Chung-Ang University Business School
- Former names: Division of Commerce, Chung-Ang University
- Type: Public business school
- Established: 1955
- Parent institution: Chung-Ang University
- Affiliations: AACSB
- Location: Chung-Ang University, Seoul, Seoul, South Korea 37°30′14″N 127°00′17″E﻿ / ﻿37.5040°N 127.0047°E
- Campus: Seoul;
- Language: Korean and English
- Website: https://biz.cau.ac.kr/

= Chung-ang University Business School =

Business school in Seoul, South Korea

The Chung-Ang University Business School (CBS) is the undergraduate and graduate business school of Chung-Ang University, located in Seoul, South Korea.

The school traces its origins to the Division of Commerce established in 1948, in the context of the founding of the university in Seoul. This academic unit was formally reorganized in March 1955, becoming a university-level business school, a development described as a milestone as it was the first institution of its kind established in South Korea.

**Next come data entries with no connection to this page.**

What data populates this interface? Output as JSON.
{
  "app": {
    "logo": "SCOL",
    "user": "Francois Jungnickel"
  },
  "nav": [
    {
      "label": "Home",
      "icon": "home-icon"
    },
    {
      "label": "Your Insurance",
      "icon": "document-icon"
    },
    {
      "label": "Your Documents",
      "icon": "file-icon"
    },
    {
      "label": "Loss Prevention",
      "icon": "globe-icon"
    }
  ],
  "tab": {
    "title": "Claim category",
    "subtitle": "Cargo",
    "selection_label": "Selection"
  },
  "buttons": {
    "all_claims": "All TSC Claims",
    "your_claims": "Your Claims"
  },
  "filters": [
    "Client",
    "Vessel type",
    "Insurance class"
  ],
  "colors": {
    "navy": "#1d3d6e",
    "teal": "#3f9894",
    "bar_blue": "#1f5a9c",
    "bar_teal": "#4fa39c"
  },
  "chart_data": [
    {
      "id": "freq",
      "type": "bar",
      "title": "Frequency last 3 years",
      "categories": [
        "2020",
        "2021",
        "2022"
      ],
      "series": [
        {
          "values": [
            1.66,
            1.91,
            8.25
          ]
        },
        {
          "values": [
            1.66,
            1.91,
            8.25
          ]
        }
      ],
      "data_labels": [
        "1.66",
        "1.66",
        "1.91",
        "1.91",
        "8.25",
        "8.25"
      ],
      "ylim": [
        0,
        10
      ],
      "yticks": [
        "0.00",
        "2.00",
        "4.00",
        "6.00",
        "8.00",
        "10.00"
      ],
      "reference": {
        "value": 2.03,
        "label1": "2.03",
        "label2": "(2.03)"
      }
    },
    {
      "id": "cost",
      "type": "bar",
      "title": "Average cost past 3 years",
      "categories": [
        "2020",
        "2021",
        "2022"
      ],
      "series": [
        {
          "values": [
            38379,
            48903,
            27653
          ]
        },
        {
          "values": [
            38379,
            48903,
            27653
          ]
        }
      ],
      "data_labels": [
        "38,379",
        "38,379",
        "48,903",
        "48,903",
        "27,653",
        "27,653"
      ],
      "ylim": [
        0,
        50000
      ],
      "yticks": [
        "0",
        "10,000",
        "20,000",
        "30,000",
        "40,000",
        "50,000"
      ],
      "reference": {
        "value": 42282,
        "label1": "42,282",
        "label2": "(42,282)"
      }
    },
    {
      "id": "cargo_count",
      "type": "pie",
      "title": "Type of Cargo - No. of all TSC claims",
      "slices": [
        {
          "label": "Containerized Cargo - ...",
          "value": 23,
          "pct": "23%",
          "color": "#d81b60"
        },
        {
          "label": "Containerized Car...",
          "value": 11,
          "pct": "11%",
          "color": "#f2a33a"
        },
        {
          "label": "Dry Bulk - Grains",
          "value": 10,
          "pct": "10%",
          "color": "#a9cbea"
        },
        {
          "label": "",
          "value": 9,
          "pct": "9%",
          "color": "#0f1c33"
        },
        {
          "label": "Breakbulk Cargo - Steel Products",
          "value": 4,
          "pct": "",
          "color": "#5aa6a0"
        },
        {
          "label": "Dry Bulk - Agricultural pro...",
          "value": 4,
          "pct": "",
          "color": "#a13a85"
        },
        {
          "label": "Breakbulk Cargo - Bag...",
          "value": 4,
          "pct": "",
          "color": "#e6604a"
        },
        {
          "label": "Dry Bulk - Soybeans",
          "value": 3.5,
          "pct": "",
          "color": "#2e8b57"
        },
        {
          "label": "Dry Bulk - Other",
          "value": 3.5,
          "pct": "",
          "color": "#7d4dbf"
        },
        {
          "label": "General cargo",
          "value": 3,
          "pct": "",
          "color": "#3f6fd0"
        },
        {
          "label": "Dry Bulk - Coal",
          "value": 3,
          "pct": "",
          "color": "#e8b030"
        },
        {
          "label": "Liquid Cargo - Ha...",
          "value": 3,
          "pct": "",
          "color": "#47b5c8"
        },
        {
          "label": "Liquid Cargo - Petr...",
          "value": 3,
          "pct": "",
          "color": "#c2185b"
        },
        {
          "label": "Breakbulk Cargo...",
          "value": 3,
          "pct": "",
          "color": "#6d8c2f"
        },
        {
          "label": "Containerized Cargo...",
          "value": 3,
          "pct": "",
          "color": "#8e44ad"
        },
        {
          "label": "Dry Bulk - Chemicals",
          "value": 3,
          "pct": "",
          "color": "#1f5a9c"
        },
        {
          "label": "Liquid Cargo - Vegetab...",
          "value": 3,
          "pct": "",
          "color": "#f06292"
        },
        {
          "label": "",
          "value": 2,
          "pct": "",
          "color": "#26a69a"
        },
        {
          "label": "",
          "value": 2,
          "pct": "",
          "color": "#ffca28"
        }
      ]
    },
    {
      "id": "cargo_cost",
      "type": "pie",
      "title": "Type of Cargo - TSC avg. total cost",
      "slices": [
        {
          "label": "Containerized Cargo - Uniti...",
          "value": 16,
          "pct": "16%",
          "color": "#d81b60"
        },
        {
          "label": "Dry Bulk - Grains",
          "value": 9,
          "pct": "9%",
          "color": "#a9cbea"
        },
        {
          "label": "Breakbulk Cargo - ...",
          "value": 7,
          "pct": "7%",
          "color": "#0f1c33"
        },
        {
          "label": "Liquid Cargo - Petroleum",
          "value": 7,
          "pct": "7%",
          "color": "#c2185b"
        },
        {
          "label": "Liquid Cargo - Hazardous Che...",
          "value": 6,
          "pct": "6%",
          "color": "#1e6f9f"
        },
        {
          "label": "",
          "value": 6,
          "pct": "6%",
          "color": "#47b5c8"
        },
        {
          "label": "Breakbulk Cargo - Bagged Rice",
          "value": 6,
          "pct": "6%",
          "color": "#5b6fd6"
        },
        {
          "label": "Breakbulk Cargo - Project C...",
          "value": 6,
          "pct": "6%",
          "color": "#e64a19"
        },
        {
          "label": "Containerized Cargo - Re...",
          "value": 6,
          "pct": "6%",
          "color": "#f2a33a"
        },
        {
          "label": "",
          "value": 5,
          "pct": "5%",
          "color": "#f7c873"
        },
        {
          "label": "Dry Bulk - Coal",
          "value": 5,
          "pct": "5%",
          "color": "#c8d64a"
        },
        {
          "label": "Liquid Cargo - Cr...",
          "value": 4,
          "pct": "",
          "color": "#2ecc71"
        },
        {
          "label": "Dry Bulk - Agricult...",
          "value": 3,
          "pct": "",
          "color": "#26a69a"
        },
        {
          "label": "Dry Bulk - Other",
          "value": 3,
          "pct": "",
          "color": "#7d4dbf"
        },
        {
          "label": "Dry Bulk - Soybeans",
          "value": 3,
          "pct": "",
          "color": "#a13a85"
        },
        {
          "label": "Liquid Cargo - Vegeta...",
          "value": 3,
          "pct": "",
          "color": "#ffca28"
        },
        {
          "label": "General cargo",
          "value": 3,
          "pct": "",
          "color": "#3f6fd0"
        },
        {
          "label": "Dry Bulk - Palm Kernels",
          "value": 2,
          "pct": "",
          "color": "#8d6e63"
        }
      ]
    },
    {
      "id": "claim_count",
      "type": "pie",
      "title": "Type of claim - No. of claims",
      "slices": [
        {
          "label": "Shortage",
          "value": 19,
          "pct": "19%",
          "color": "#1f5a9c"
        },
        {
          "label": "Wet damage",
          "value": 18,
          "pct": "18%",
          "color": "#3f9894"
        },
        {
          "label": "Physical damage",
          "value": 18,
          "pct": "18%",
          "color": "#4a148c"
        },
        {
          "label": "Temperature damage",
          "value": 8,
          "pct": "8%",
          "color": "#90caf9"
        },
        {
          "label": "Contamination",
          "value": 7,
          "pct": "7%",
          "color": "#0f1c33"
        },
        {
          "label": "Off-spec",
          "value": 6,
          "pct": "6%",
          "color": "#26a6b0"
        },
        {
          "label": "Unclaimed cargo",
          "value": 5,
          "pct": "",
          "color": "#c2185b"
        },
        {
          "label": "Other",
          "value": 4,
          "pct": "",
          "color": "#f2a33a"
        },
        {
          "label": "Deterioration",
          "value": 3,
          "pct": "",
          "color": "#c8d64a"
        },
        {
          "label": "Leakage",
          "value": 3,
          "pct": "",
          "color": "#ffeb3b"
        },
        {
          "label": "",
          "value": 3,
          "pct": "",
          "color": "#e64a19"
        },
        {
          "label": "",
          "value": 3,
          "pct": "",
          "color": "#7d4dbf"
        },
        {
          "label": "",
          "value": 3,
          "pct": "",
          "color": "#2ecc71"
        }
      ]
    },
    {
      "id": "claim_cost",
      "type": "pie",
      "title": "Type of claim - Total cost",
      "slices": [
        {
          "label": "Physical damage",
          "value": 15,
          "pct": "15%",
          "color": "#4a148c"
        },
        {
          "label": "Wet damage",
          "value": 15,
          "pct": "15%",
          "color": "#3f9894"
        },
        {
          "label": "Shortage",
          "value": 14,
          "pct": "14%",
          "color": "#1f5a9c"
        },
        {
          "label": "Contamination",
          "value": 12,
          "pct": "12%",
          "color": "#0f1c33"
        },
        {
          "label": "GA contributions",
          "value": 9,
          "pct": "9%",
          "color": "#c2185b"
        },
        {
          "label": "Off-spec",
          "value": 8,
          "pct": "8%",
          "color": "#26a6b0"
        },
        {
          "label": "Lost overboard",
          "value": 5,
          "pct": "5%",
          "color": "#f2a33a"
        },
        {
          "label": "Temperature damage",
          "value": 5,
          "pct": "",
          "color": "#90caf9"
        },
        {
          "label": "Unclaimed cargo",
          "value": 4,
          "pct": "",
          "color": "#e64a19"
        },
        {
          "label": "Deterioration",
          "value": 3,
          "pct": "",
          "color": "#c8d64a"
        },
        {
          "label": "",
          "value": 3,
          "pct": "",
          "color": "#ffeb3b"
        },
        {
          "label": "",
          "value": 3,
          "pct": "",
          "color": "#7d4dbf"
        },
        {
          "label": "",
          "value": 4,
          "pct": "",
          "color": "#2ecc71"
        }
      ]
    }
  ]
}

During the following decades, the school developed regular academic programs in business administration, commerce, and related fields, gradually integrating into the university’s broader academic structure.

== History ==
In 1995, the unit adopted the name College of Business Administration, as part of an institutional reorganization of the South Korean higher education system. That same year, it was evaluated among the country’s leading departments in business, commerce, and accounting by the Korean Council for University Education.

In 2006, the Graduate School of Business was established, expanding the academic scope of CBS to postgraduate education, including master’s, doctoral, and MBA programs. From that point onward, the school has offered an integrated academic structure encompassing both undergraduate and graduate studies in business administration and management.

At the international level, CBS established academic cooperation programs with foreign institutions, including a dual-degree program jointly developed with Fudan University in Shanghai. This agreement allows students to complete part of their studies in South Korea and China, and to obtain degrees awarded by both institutions within their respective postgraduate programs.

Currently, CBS forms part of the university’s regular academic system, carrying out teaching and research activities in business and management, and maintaining international cooperation links through the institutional mechanisms of its parent university.

== International relations ==
The school maintains academic cooperation and international exchange programs through the university’s Division of International Cooperation, facilitating opportunities for study, teaching, and research abroad for students and faculty members.

Researchers affiliated with CBS have produced research in corporate finance that has attracted international attention.